At the same time, skinless chicken breast and fatty red meat are not nutritionally interchangeable. A lean, minimally processed poultry option can fit into a heart-healthy pattern. What surrounds it on the plate matters too.

Eggs require similar context.

Egg yolks contain dietary cholesterol. For years, that made eggs a central target of heart-health advice. More recent guidance has become less rigid because dietary cholesterol does not affect everyone’s blood cholesterol in the same way, and the broader eating pattern matters.

For a healthy person with normal cholesterol levels, eggs can fit into a balanced diet. Someone with high LDL cholesterol may need to pay closer attention to both saturated fat and dietary cholesterol and discuss personalized guidance with a health care provider.

How eggs are eaten also matters. An egg served with vegetables and whole-grain toast is not nutritionally equivalent to eggs served with bacon, sausage, buttered biscuits and fried potatoes.

The survey found that 36% of respondents believed chicken decreases the risk of high cholesterol. Twenty-six percent said the same about lean cuts of red meat, and 18% selected eggs.

Those answers should not be interpreted as proof that Americans are simply uninformed. They may reflect the way nutrition advice is often presented.

People hear that poultry is leaner than red meat. They hear that eggs are nutritious after years of warnings about cholesterol. They see labels promoting high-protein foods. Then they encounter a headline telling them the advice was wrong all along.

The better message is not as tidy, but it is more useful.

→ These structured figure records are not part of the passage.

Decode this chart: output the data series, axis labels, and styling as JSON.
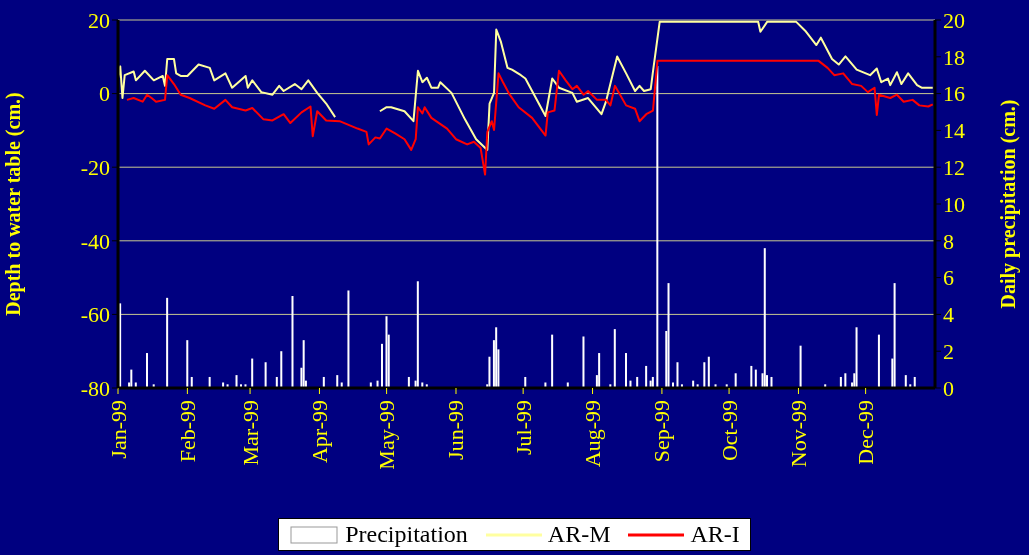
{
  "chart_data": {
    "type": "line",
    "ylabel": "Depth to water table (cm.)",
    "y2label": "Daily precipitation (cm.)",
    "xlim": [
      "1999-01-01",
      "2000-01-01"
    ],
    "xticks": [
      {
        "value": "1999-01-01",
        "label": "Jan-99"
      },
      {
        "value": "1999-02-01",
        "label": "Feb-99"
      },
      {
        "value": "1999-03-01",
        "label": "Mar-99"
      },
      {
        "value": "1999-04-01",
        "label": "Apr-99"
      },
      {
        "value": "1999-05-01",
        "label": "May-99"
      },
      {
        "value": "1999-06-01",
        "label": "Jun-99"
      },
      {
        "value": "1999-07-01",
        "label": "Jul-99"
      },
      {
        "value": "1999-08-01",
        "label": "Aug-99"
      },
      {
        "value": "1999-09-01",
        "label": "Sep-99"
      },
      {
        "value": "1999-10-01",
        "label": "Oct-99"
      },
      {
        "value": "1999-11-01",
        "label": "Nov-99"
      },
      {
        "value": "1999-12-01",
        "label": "Dec-99"
      }
    ],
    "ylim": [
      -80,
      20
    ],
    "yticks": [
      -80,
      -60,
      -40,
      -20,
      0,
      20
    ],
    "y2lim": [
      0,
      20
    ],
    "y2ticks": [
      0,
      2,
      4,
      6,
      8,
      10,
      12,
      14,
      16,
      18,
      20
    ],
    "grid": "y",
    "legend": "bottom",
    "series": [
      {
        "name": "Precipitation",
        "type": "bar",
        "axis": "y2",
        "color": "#ffffff",
        "x": [
          "1999-01-02",
          "1999-01-06",
          "1999-01-07",
          "1999-01-09",
          "1999-01-14",
          "1999-01-17",
          "1999-01-23",
          "1999-02-01",
          "1999-02-03",
          "1999-02-11",
          "1999-02-17",
          "1999-02-19",
          "1999-02-23",
          "1999-02-25",
          "1999-02-27",
          "1999-03-02",
          "1999-03-08",
          "1999-03-13",
          "1999-03-15",
          "1999-03-20",
          "1999-03-24",
          "1999-03-25",
          "1999-03-26",
          "1999-04-03",
          "1999-04-09",
          "1999-04-11",
          "1999-04-14",
          "1999-04-24",
          "1999-04-27",
          "1999-04-29",
          "1999-05-01",
          "1999-05-02",
          "1999-05-11",
          "1999-05-14",
          "1999-05-15",
          "1999-05-17",
          "1999-05-19",
          "1999-06-15",
          "1999-06-16",
          "1999-06-18",
          "1999-06-19",
          "1999-06-20",
          "1999-07-02",
          "1999-07-11",
          "1999-07-14",
          "1999-07-21",
          "1999-07-28",
          "1999-08-03",
          "1999-08-04",
          "1999-08-09",
          "1999-08-11",
          "1999-08-16",
          "1999-08-18",
          "1999-08-21",
          "1999-08-25",
          "1999-08-27",
          "1999-08-28",
          "1999-08-30",
          "1999-09-03",
          "1999-09-04",
          "1999-09-06",
          "1999-09-08",
          "1999-09-10",
          "1999-09-15",
          "1999-09-17",
          "1999-09-20",
          "1999-09-22",
          "1999-09-25",
          "1999-09-30",
          "1999-10-04",
          "1999-10-11",
          "1999-10-13",
          "1999-10-16",
          "1999-10-17",
          "1999-10-18",
          "1999-10-20",
          "1999-11-02",
          "1999-11-13",
          "1999-11-20",
          "1999-11-22",
          "1999-11-25",
          "1999-11-26",
          "1999-11-27",
          "1999-12-07",
          "1999-12-13",
          "1999-12-14",
          "1999-12-19",
          "1999-12-21",
          "1999-12-23"
        ],
        "values": [
          4.6,
          0.3,
          1.0,
          0.3,
          1.9,
          0.2,
          4.9,
          2.6,
          0.6,
          0.6,
          0.3,
          0.2,
          0.7,
          0.2,
          0.2,
          1.6,
          1.4,
          0.6,
          2.0,
          5.0,
          1.1,
          2.6,
          0.4,
          0.6,
          0.7,
          0.3,
          5.3,
          0.3,
          0.4,
          2.4,
          3.9,
          2.9,
          0.6,
          0.4,
          5.8,
          0.3,
          0.2,
          0.2,
          1.7,
          2.6,
          3.3,
          2.1,
          0.6,
          0.3,
          2.9,
          0.3,
          2.8,
          0.7,
          1.9,
          0.2,
          3.2,
          1.9,
          0.4,
          0.6,
          1.2,
          0.4,
          0.6,
          17.5,
          3.1,
          5.7,
          0.3,
          1.4,
          0.2,
          0.4,
          0.2,
          1.4,
          1.7,
          0.2,
          0.2,
          0.8,
          1.2,
          1.0,
          0.8,
          7.6,
          0.7,
          0.6,
          2.3,
          0.2,
          0.6,
          0.8,
          0.3,
          0.8,
          3.3,
          2.9,
          1.6,
          5.7,
          0.7,
          0.2,
          0.6
        ]
      },
      {
        "name": "AR-M",
        "color": "#ffffa0",
        "x": [
          "1999-01-01",
          "1999-01-02",
          "1999-01-03",
          "1999-01-04",
          "1999-01-08",
          "1999-01-09",
          "1999-01-13",
          "1999-01-17",
          "1999-01-21",
          "1999-01-22",
          "1999-01-23",
          "1999-01-26",
          "1999-01-27",
          "1999-01-29",
          "1999-02-01",
          "1999-02-06",
          "1999-02-11",
          "1999-02-13",
          "1999-02-18",
          "1999-02-21",
          "1999-02-27",
          "1999-02-28",
          "1999-03-02",
          "1999-03-06",
          "1999-03-11",
          "1999-03-14",
          "1999-03-16",
          "1999-03-21",
          "1999-03-24",
          "1999-03-27",
          "1999-03-31",
          "1999-04-04",
          "1999-04-08",
          "1999-04-20",
          "1999-04-28",
          "1999-05-01",
          "1999-05-03",
          "1999-05-09",
          "1999-05-13",
          "1999-05-15",
          "1999-05-17",
          "1999-05-19",
          "1999-05-21",
          "1999-05-24",
          "1999-05-25",
          "1999-05-30",
          "1999-06-05",
          "1999-06-10",
          "1999-06-15",
          "1999-06-16",
          "1999-06-18",
          "1999-06-19",
          "1999-06-21",
          "1999-06-24",
          "1999-06-26",
          "1999-06-30",
          "1999-07-02",
          "1999-07-11",
          "1999-07-14",
          "1999-07-17",
          "1999-07-23",
          "1999-07-25",
          "1999-07-30",
          "1999-08-05",
          "1999-08-07",
          "1999-08-12",
          "1999-08-16",
          "1999-08-20",
          "1999-08-22",
          "1999-08-24",
          "1999-08-27",
          "1999-08-28",
          "1999-08-31",
          "1999-10-14",
          "1999-10-15",
          "1999-10-18",
          "1999-10-31",
          "1999-11-04",
          "1999-11-09",
          "1999-11-11",
          "1999-11-16",
          "1999-11-19",
          "1999-11-22",
          "1999-11-27",
          "1999-12-03",
          "1999-12-06",
          "1999-12-08",
          "1999-12-11",
          "1999-12-12",
          "1999-12-15",
          "1999-12-17",
          "1999-12-20",
          "1999-12-24",
          "1999-12-26",
          "1999-12-31"
        ],
        "values": [
          4.1,
          7.4,
          -1.2,
          5,
          6,
          3.6,
          6.2,
          3.6,
          4.8,
          2.1,
          9.4,
          9.4,
          5.5,
          4.8,
          4.8,
          7.9,
          7,
          3.6,
          5.5,
          1.6,
          4.8,
          1.6,
          3.6,
          0.4,
          -0.3,
          2.1,
          0.7,
          2.6,
          1.2,
          3.6,
          0.2,
          -2.7,
          -6.4,
          null,
          -4.8,
          -3.7,
          -3.7,
          -4.8,
          -7.5,
          6.2,
          3.1,
          4.3,
          1.6,
          1.6,
          3.1,
          0.2,
          -7,
          -12.4,
          -15.3,
          -2.7,
          0.2,
          17.4,
          14.2,
          7,
          6.5,
          5,
          4.1,
          -6.1,
          4.1,
          1.6,
          0.2,
          -2.2,
          -1.2,
          -5.6,
          -2.2,
          10.1,
          5.5,
          0.7,
          2.1,
          0.7,
          1.2,
          6,
          19.5,
          19.5,
          16.8,
          19.5,
          19.5,
          17.1,
          13.2,
          15.2,
          9.4,
          7.9,
          10.1,
          6.5,
          5,
          6.8,
          3.1,
          4.1,
          2.3,
          5.8,
          2.6,
          5.5,
          2.3,
          1.6,
          1.6
        ]
      },
      {
        "name": "AR-I",
        "color": "#ff0000",
        "x": [
          "1999-01-05",
          "1999-01-08",
          "1999-01-12",
          "1999-01-14",
          "1999-01-16",
          "1999-01-18",
          "1999-01-22",
          "1999-01-23",
          "1999-01-26",
          "1999-01-29",
          "1999-02-02",
          "1999-02-09",
          "1999-02-13",
          "1999-02-18",
          "1999-02-21",
          "1999-02-27",
          "1999-03-02",
          "1999-03-07",
          "1999-03-11",
          "1999-03-16",
          "1999-03-19",
          "1999-03-24",
          "1999-03-28",
          "1999-03-29",
          "1999-03-31",
          "1999-04-04",
          "1999-04-10",
          "1999-04-18",
          "1999-04-22",
          "1999-04-23",
          "1999-04-26",
          "1999-04-28",
          "1999-05-01",
          "1999-05-05",
          "1999-05-09",
          "1999-05-12",
          "1999-05-14",
          "1999-05-15",
          "1999-05-17",
          "1999-05-18",
          "1999-05-21",
          "1999-05-28",
          "1999-06-01",
          "1999-06-06",
          "1999-06-09",
          "1999-06-12",
          "1999-06-14",
          "1999-06-15",
          "1999-06-17",
          "1999-06-18",
          "1999-06-20",
          "1999-06-22",
          "1999-06-25",
          "1999-06-29",
          "1999-07-05",
          "1999-07-11",
          "1999-07-12",
          "1999-07-15",
          "1999-07-17",
          "1999-07-20",
          "1999-07-23",
          "1999-07-25",
          "1999-07-28",
          "1999-07-30",
          "1999-08-03",
          "1999-08-07",
          "1999-08-09",
          "1999-08-11",
          "1999-08-16",
          "1999-08-20",
          "1999-08-22",
          "1999-08-25",
          "1999-08-28",
          "1999-08-30",
          "1999-11-10",
          "1999-11-14",
          "1999-11-17",
          "1999-11-21",
          "1999-11-25",
          "1999-11-29",
          "1999-12-02",
          "1999-12-05",
          "1999-12-06",
          "1999-12-07",
          "1999-12-12",
          "1999-12-15",
          "1999-12-18",
          "1999-12-22",
          "1999-12-25",
          "1999-12-29",
          "1999-12-31"
        ],
        "values": [
          -1.7,
          -1.2,
          -2.2,
          -0.3,
          -1.2,
          -2.2,
          -1.7,
          5,
          2.6,
          -0.3,
          -1.2,
          -3.2,
          -4.1,
          -1.7,
          -3.7,
          -4.6,
          -3.9,
          -7,
          -7.3,
          -5.6,
          -8,
          -5.1,
          -3.5,
          -11.6,
          -4.8,
          -7.3,
          -7.5,
          -9.5,
          -10.4,
          -13.8,
          -11.9,
          -12.2,
          -9.5,
          -10.9,
          -12.4,
          -15.3,
          -12.4,
          -3.7,
          -5.4,
          -3.7,
          -6.6,
          -9.5,
          -12.4,
          -13.8,
          -13.1,
          -14.8,
          -22,
          -10.4,
          -7.5,
          -9.9,
          5.5,
          3.1,
          -0.3,
          -3.7,
          -6.6,
          -11.4,
          -5.1,
          -4.6,
          6.2,
          3.6,
          1.2,
          2.1,
          -0.3,
          0.7,
          -1.7,
          -1.7,
          -3.2,
          2.1,
          -3.2,
          -4.1,
          -7.5,
          -5.6,
          -4.6,
          8.9,
          8.9,
          7,
          5,
          5.5,
          2.6,
          2.1,
          0.4,
          1.6,
          -5.8,
          -0.3,
          -1.2,
          -0.3,
          -2.2,
          -1.7,
          -3.2,
          -3.5,
          -2.9
        ]
      }
    ]
  }
}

A heart-healthy diet is built over time. It generally includes more vegetables, fruits, beans, lentils, whole grains, nuts and seeds. It favors unsaturated fats and limits foods high in saturated fat. It can include fish and seafood. It may also include eggs, skinless poultry and modest portions of lean, unprocessed meat, depending on a person’s preferences and health needs.

The most important changes are often the least dramatic.

Add beans to a soup or salad. Choose oatmeal or another whole-grain breakfast more often. Replace some meat-based meals with lentils, tofu or fish. Compare saturated fat on food labels. Pay attention to how foods are prepared, not only the protein source at the center of the plate.

It’s also important to get cholesterol checked. High cholesterol usually does not cause symptoms, and diet is only one part of the picture.

For people with elevated LDL cholesterol, a conversation with a health care provider can help clarify whether lifestyle changes are enough or medication should be part of the plan.

The survey is a useful reminder that nutrition advice can become confusing when it is reduced to sweeping claims about individual foods.

Diet affects cholesterol. Plant foods deserve a larger place on many plates. But the most evidence-based advice is not to fear a single ingredient. It is to build an eating pattern that supports heart health most of the time.

The Morning Consult survey was commissioned by the Physicians Committee for Responsible Medicine, a nonprofit organization whose mission includes promoting plant-based diets. The survey included 2,200 U.S. adults questioned May 26-27, 2026.